Jacob Magnus Sprengtporten's revolt was an armed rebellion that took place in Finland in 1772, it was commanded by Jacob Magnus Sprengtporten who aimed to secure it for Gustav III's coup d'état.

== Background ==
In 1718, after the death of Charles XII in Norway, the Age of Liberty in Sweden had officially begun, resulting in a shift away from authoritarianism. However, in 1772, the Swedish king, Gustav III, organized a coup which would allow him to become an absolute monarch, the original plans were moslty made by Jacob Magnus Sprengtporten.

=== Plan ===
Several different coup plans were presented by Sprengtporten, one where during the coronation of Gustav III, the king would place himself at the head of the Uppland garrison who were summoned to the festivities to force a regime change, however Gustav III hesitated to this plan.

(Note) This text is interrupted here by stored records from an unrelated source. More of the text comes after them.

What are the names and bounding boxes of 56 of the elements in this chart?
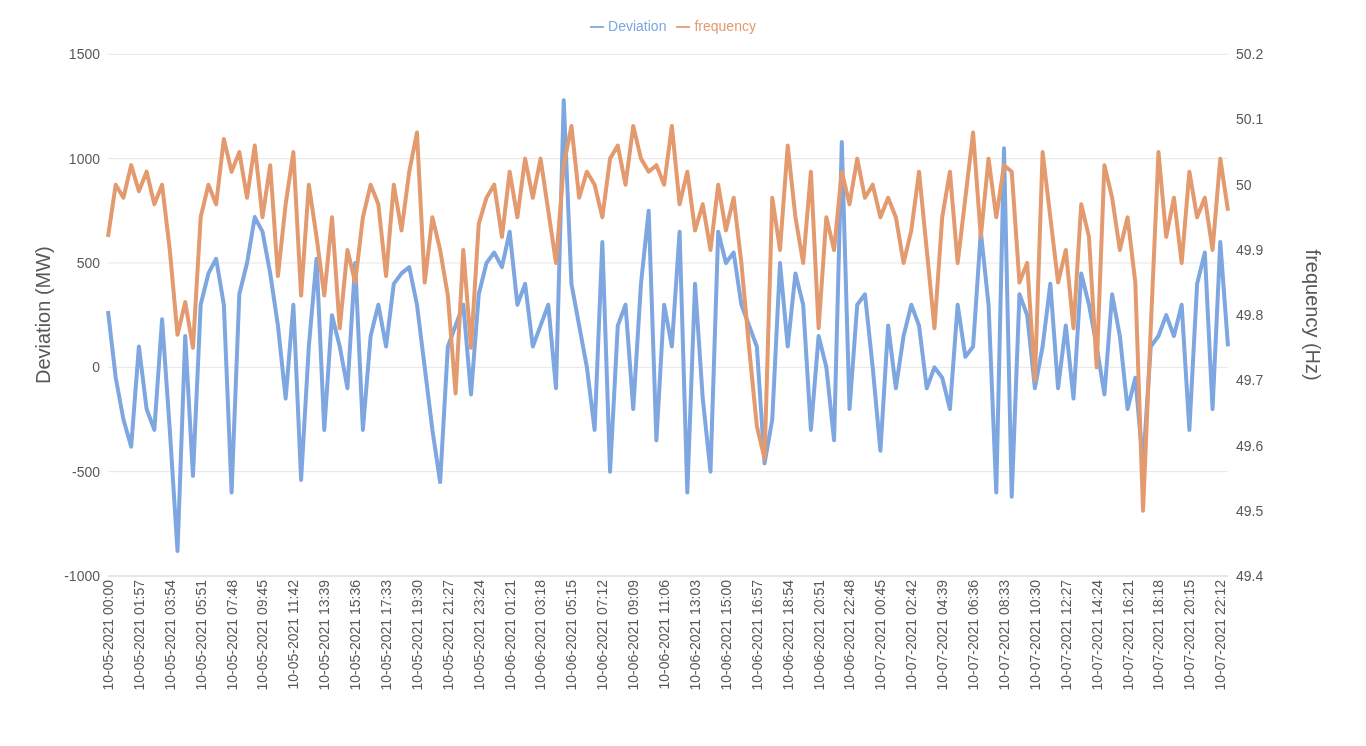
x-tick-label: 10-06-2021 03:18 (532, 579, 549, 691)
x-tick-label: 10-05-2021 19:30 (408, 579, 425, 691)
legend-label: frequency (694, 18, 756, 34)
y2-tick-label: 49.6 (1236, 437, 1264, 454)
x-tick-label: 10-06-2021 09:09 (625, 579, 642, 691)
x-tick-label: 10-07-2021 18:18 (1150, 579, 1167, 691)
x-tick-label: 10-06-2021 11:06 (656, 579, 673, 690)
y2-tick-label: 49.8 (1236, 307, 1264, 324)
y-tick-label: -500 (71, 463, 101, 480)
x-tick-label: 10-07-2021 00:45 (872, 579, 889, 691)
x-tick-label: 10-06-2021 20:51 (810, 579, 827, 691)
x-tick-label: 10-06-2021 01:21 (501, 579, 518, 691)
x-tick-label: 10-05-2021 11:42 (285, 579, 302, 690)
y-tick-label: 0 (92, 359, 101, 376)
x-tick-label: 10-07-2021 06:36 (965, 579, 982, 691)
x-tick-label: 10-06-2021 05:15 (563, 579, 580, 691)
x-tick-label: 10-07-2021 14:24 (1088, 579, 1105, 691)
y-tick-label: 500 (76, 254, 101, 271)
x-tick-label: 10-07-2021 08:33 (995, 579, 1012, 691)
x-tick-label: 10-06-2021 16:57 (748, 579, 765, 691)
y2-tick-label: 50 (1236, 176, 1252, 193)
x-tick-label: 10-05-2021 13:39 (316, 579, 333, 691)
x-tick-label: 10-07-2021 16:21 (1119, 579, 1136, 691)
x-tick-label: 10-06-2021 22:48 (841, 579, 858, 691)
x-tick-label: 10-05-2021 15:36 (347, 579, 364, 691)
x-tick-label: 10-06-2021 18:54 (779, 579, 796, 691)
y2-axis-title: frequency (Hz) (1301, 249, 1324, 381)
x-tick-label: 10-07-2021 20:15 (1181, 579, 1198, 691)
y-axis-title: Deviation (MW) (32, 246, 55, 385)
legend-label: Deviation (608, 18, 667, 34)
x-tick-label: 10-05-2021 07:48 (223, 579, 240, 691)
x-tick-label: 10-05-2021 21:27 (439, 579, 456, 691)
y2-tick-label: 49.7 (1236, 372, 1264, 389)
x-tick-label: 10-07-2021 10:30 (1026, 579, 1043, 691)
y-tick-label: 1500 (68, 46, 101, 63)
y2-tick-label: 50.2 (1236, 46, 1264, 63)
y2-tick-label: 49.4 (1236, 567, 1264, 584)
x-tick-label: 10-07-2021 02:42 (903, 579, 920, 691)
x-tick-label: 10-05-2021 23:24 (470, 579, 487, 691)
y2-tick-label: 49.9 (1236, 241, 1264, 258)
x-tick-label: 10-05-2021 05:51 (192, 579, 209, 691)
y2-tick-label: 50.1 (1236, 111, 1264, 128)
x-tick-label: 10-05-2021 00:00 (99, 579, 116, 691)
x-tick-label: 10-05-2021 09:45 (254, 579, 271, 691)
x-tick-label: 10-05-2021 17:33 (378, 579, 395, 691)
y-tick-label: 1000 (68, 150, 101, 167)
x-tick-label: 10-05-2021 03:54 (161, 579, 178, 691)
x-tick-label: 10-05-2021 01:57 (130, 579, 147, 691)
y-tick-label: -1000 (64, 567, 101, 584)
y2-tick-label: 49.5 (1236, 502, 1264, 519)
x-tick-label: 10-07-2021 22:12 (1212, 579, 1229, 691)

In May, Sprengtporten presented his final plan to Gustav III. According to the plan, the rebellion would begin in Finland, where Sprengtporten had influence and preparations would mostly go unnoticed. He would force the Sveaborg garrison to support the king and then sail over to Stockholm to seize power. The king liked the plan and Sprengtporten departed to Finland on 29 July.

== Revolt ==
Jacob Magnus Sprengtporten arrived at Porvoo (Borgå) on 12–13 August 1772, and executed the plan. During his journey to Sveaborg, his brother Georg Magnus Sprengtporten led an armed capture of Porvoo. The citizens of Porvoo swore allegiance to Gustav III but the clergy did not. Sprengtporten landed at Sveaborg four days later with 60 dragoons undetected and arrested the commander, Carl Björnberg, was quickly arrested and the officers and soldiers were persuaded to join the revolt. Sprengtporten then went to Helsinki and convinced the military and population to swear allegiance to the king after capturing the city.

The revolt later spread to more parts of Finland, Councillor of the Realm Christian Reuterholm was arrested on his property in Uusimaa. Postal services going from Åland to Sweden were also cut off. Only at Turku (Åbo) did Sprengtporten face some resistance. After capturing Helsinki, he sailed to Stockholm with 780-800 men intending to support the king in his seizure of the city. However, strong headwinds made the journey difficult and once he arrived on 7 September, the king had already seized power on 19 August.

== Aftermath ==

Sprengtporten was rewarded for his actions in the coup. He received a promotion to Lieutenant General and was appointed head of the lifeguard, simultaneously he was also awarded the Commander's Badge of the Order of the Sword with the large cross. After Augustin Ehrensvärd's death in 1772 he was appointed leader of the fortification works in Finland. When he was proposed as the commander-in-chief of the troops in Finland in 1773, he declined the proposal since he did not have the full support of the war council for his plans.